Convert a PDF paper to html page.
You can translate the paper easily by browser functions, and you can view the original document and the translated document at the same time.
Albanie, Samuel, Sébastien Ehrhardt, and Joao F. Henriques. "Stopping gan violence: Generative unadversarial networks." arXiv preprint arXiv:1703.02528 (2017).
If you want to convert papers more accurately, you can also use a good experimental service by Allen Institute for AI.
- Convert PDF files on the Internet easily by using a bookmarklet.
- Support for double-column papers.
$ docker run --rm -it -p 6003:6003 ghcr.io/ktaaaki/paper2html
Use with care as it opens up the port.
$ sudo apt install poppler-utils poppler-data
$ git clone https://github.com/ktaaaki/paper2html.git
$ pip install -e paper2html
$ python3 ./paper2html/main.py
$ brew install poppler
$ git clone https://github.com/ktaaaki/paper2html.git
$ pip install -e paper2html
$ python3 ./paper2html/main.py
Download Poppler for Windows
binary file from http://blog.alivate.com.au/poppler-windows/
Please set the Poppler for Windows
path(ex.C:\Users\YOUR_NAME\Downloads\poppler-0.68.0\bin
) in the PATH environment variable.
Verify that the path is displayed with the following command.
> where.exe pdfinfo
Download the zip file or use git clone
command to save the paper2html code locally, and then install it using the following command.
> py -m pip -e paper2html
> python .\paper2html\main.py
Upload a PDF file to the server by using this bookmarklet.
javascript:var esc=encodeURIComponent;var d=document;var subw=window.open('http://localhost:6003/paper2html/convert?url='+esc(location.href)).document;
Click on the bookmarklet when you open a PDF paper in your browser.
Then the conversion will start and the generated html will be opened after a while.
You can see the list of converted documents in the index page localhost:6003/paper2html/index.html
NOTE👉 If you are running a paper2html server on Docker, you will not be able to convert PDF file on the host OS with the bookmarklet.

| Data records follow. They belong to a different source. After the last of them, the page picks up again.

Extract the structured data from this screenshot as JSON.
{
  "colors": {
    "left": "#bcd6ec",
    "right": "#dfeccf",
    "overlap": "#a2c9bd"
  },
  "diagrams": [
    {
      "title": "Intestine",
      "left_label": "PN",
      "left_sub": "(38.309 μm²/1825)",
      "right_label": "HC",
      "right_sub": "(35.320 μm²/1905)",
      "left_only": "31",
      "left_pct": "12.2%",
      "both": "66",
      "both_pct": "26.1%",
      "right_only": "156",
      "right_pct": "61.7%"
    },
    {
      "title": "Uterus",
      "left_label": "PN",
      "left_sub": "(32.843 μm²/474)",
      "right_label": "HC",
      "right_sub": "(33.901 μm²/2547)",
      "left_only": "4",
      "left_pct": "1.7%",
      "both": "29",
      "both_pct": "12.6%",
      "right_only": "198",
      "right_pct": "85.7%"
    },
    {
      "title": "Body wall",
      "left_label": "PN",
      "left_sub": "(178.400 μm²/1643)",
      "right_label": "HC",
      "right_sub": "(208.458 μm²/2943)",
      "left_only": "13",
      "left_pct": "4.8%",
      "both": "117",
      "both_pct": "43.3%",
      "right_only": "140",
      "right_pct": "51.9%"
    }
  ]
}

See docker image doc.
Run this command, then open the html file in your browser.
$ python paper2html/commands.py "path-to-paper-file.pdf"
In IPython, do it like this.
>>> import paper2html
>>> paper2html.open_paper_htmls("path-to-paper-file.pdf")
You can use specific browser.
$ python paper2html/commands.py "path-to-paper-file.pdf" --browser_path="/path/to/browser"
You can also only convert without opening a browser.
>>> import paper2html
>>> paper2html.paper2html("path-to-paper-file or directory")